The first, and to my mind remarkable, accomplishment of their study was to avoid getting lost in the mountains of data on American primary and secondary education that they summarize. Recall the story about Winston Churchill at the dinner table: “Take this pudding away--it has no theme." Abigail and Stephan Thernstrom did better than Churchill’s chef; they had a theme integrating their discussion of a more complex entity than a pudding: the American public education system. They tell us that public schools should be and can be capable of reducing the racial and ethnic disparities in educational achievement in the United States. Every part of the book contributes directly or indirectly to elucidating that issue. No Excuses has the suspenseful plot of a novel.

Thus, their first chapter shows how far Blacks and Hispanics are behind Whites and Asians in school. Their second chapter demonstrates that national standardized tests are necessary to warn “students, their families, and their schools that more effort is needed” (p. 39). Chapters 5-7 show how the family cultures of Black, Hispanic, and Asian students provide distinctly different levels of support and encouragement for consistent effort at school. Chapters 8-10 discuss three purported remedies for ethnic and racial disparities in educational achievement that the Thernstroms reject: (1) spending more money for schools; (2) attempting to reduce racial, ethnic, and social class segregation; (3) providing better teachers. They show why such proposed remedies are inadequate. For example, they point out that the Los Angeles Unified School District has such a large proportion of minority students that the only conceivable way to have its schools reflect the country’s ethnic and racial composition would be to bus White children in by airplane (p. 187).

Their second notable accomplishment is to suggest what the educational system can do to reduce disparities of ethnic and racial educational achievement. In Chapters 3 and 4 the Thernstroms describe their visits to a handful of remarkably successful public schools, successful in the sense that their Black and Hispanic students from poverty backgrounds “score well on statewide tests” (p. 43). These schools are admittedly an atypical sample of the schools in America’s 15,000 school districts. All are charter schools, which means that the children and their parents were concerned enough about the education they had been receiving to apply for admission to these schools. But the Thernstroms argue, rightly in my view, that whatever is, is possible. Since these schools work superbly, other schools could work far, far better than they do now.
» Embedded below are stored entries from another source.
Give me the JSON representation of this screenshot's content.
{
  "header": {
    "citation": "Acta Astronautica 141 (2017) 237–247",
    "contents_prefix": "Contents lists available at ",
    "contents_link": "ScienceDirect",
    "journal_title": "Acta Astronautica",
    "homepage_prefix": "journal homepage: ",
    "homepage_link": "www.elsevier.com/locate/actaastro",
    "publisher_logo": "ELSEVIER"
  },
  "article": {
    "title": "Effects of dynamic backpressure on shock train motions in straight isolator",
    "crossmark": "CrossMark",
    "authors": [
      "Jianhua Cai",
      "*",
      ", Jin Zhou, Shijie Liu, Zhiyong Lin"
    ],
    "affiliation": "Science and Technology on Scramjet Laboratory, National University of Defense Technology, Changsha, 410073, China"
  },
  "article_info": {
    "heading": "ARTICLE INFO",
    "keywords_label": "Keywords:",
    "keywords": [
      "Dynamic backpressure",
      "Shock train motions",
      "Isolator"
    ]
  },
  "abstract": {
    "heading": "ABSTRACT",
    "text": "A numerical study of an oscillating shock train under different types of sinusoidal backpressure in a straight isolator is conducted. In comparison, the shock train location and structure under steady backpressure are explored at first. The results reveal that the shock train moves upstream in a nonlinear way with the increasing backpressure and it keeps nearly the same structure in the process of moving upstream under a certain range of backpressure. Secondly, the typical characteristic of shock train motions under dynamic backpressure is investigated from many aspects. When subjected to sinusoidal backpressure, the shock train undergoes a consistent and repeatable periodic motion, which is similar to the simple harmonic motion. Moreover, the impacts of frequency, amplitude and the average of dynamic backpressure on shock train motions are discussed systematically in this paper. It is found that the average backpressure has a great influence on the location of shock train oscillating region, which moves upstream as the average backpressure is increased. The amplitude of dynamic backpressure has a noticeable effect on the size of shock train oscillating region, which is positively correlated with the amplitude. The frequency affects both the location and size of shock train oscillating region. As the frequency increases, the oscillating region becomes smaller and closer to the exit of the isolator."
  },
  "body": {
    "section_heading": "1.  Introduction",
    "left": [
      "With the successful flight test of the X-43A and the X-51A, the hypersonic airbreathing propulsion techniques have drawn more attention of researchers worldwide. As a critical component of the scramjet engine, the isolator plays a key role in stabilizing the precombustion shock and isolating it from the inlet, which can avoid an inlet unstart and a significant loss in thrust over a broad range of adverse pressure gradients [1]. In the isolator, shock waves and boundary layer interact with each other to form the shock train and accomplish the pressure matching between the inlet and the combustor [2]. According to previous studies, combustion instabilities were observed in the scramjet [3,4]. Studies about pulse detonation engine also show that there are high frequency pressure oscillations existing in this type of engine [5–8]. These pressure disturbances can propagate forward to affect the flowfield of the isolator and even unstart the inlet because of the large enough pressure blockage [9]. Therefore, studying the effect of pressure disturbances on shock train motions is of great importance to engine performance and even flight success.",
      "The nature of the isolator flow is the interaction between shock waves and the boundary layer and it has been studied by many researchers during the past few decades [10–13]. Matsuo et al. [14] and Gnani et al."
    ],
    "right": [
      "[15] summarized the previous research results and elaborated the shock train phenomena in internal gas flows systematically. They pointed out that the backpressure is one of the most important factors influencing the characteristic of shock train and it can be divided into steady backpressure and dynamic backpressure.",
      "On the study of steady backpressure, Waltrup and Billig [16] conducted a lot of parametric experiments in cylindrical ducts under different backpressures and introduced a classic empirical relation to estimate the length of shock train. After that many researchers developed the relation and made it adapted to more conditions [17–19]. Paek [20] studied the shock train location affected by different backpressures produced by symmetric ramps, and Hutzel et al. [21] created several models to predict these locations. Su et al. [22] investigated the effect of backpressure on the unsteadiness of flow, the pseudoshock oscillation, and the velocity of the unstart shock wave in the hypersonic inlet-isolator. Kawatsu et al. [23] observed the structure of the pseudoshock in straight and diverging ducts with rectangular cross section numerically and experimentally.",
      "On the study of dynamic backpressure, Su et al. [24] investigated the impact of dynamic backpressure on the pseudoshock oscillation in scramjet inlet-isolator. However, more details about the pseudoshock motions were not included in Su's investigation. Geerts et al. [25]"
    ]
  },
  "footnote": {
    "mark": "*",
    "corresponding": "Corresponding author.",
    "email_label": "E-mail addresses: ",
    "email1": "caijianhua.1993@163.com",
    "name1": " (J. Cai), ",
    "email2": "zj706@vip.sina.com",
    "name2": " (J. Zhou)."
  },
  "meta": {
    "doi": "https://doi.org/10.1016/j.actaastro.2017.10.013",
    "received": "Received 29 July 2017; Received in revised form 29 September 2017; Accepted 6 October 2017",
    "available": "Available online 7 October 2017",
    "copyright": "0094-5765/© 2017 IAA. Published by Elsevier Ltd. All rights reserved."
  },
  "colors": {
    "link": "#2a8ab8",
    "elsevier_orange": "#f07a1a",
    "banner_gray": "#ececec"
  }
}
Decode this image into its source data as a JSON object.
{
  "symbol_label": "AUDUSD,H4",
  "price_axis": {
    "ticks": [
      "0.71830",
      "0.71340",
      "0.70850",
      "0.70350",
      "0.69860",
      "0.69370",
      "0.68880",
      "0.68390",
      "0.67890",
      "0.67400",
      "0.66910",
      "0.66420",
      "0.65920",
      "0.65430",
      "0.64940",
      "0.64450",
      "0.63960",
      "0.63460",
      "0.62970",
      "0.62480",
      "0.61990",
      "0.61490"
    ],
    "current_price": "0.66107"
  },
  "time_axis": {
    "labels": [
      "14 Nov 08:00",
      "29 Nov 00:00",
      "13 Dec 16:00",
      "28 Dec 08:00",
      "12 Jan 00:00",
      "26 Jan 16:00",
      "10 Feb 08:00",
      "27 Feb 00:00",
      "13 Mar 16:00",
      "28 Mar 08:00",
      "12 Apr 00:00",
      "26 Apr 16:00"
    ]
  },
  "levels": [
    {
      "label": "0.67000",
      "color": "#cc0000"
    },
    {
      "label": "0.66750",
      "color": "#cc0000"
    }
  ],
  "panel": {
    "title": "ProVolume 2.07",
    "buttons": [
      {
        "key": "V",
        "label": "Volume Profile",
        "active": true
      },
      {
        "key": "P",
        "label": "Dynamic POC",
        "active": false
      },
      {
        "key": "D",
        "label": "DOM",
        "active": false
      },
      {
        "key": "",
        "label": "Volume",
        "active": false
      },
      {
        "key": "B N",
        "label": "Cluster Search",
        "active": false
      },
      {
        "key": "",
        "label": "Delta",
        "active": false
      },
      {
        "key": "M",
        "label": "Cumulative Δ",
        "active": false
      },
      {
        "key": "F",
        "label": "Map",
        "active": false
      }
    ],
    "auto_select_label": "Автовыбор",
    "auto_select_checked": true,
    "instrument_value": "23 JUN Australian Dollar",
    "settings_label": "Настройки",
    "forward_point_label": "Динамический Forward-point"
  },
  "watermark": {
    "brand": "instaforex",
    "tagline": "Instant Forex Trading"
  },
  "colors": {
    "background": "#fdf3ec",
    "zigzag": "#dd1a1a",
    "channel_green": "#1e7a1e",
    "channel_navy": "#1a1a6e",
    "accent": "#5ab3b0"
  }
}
What about the problem of possible “creaming”? Could such schools succeed at the expense of the public schools where weaker students are left behind and thereby receive a worse education because of the outflow of more able students who might serve as role models? Possibly. However, there are two reasons for believing that “creaming” is not the main explanation for the success of these schools and a reason for believing that whatever creaming that occurs is benign; it is a mechanism for school improvement, not a threat to public education. Consider first why creaming is not the main explanation for the success of the schools that the Thernstroms suggest are models of excellence: (1) The students who enroll in these good schools were not selected on the basis of test scores, grades, or even teacher recommendations; they were ordinary school performers in the neighborhoods from which they came (p. 47). (2) They did not have more affluent parents than classmates in the schools they left or parents with greater education.

Consider also why such creaming as does occur is benign. Other studies than those conducted by the Thernstroms have shown that charter schools and voucher programs do not hurt the sending public schools by siphoning off students who could make them work better, which is what some teachers and their union leaders fear. To the contrary, competition from such programs appears to stimulate the sending schools to improve educational services. True, the students in the exemplary schools that the Thernstroms would like to see emulated must want to be in them and must have made a judicious choice of parents, parents who aspire to giving their children an education that will provide entry into the middle class. The Thernstroms would surely agree that good schools have to cream in this limited sense. They would probably go further: They would probably admit that it will take decades for the contagious examples of excellent schools to spread--and thereby to enable otherwise trapped Black and Hispanic children to escape the underclass. Convincing parents that school failure is avoidable won’t happen overnight.

But, as theologian Reinhold Niebuhr said, nothing that is worth doing can be completed in a single generation. The Thernstroms say that closing the racial gap in learning can be done and is worth starting on. It will take time, yes. They want us to begin.

Jackson Toby is an NRI visiting scholar.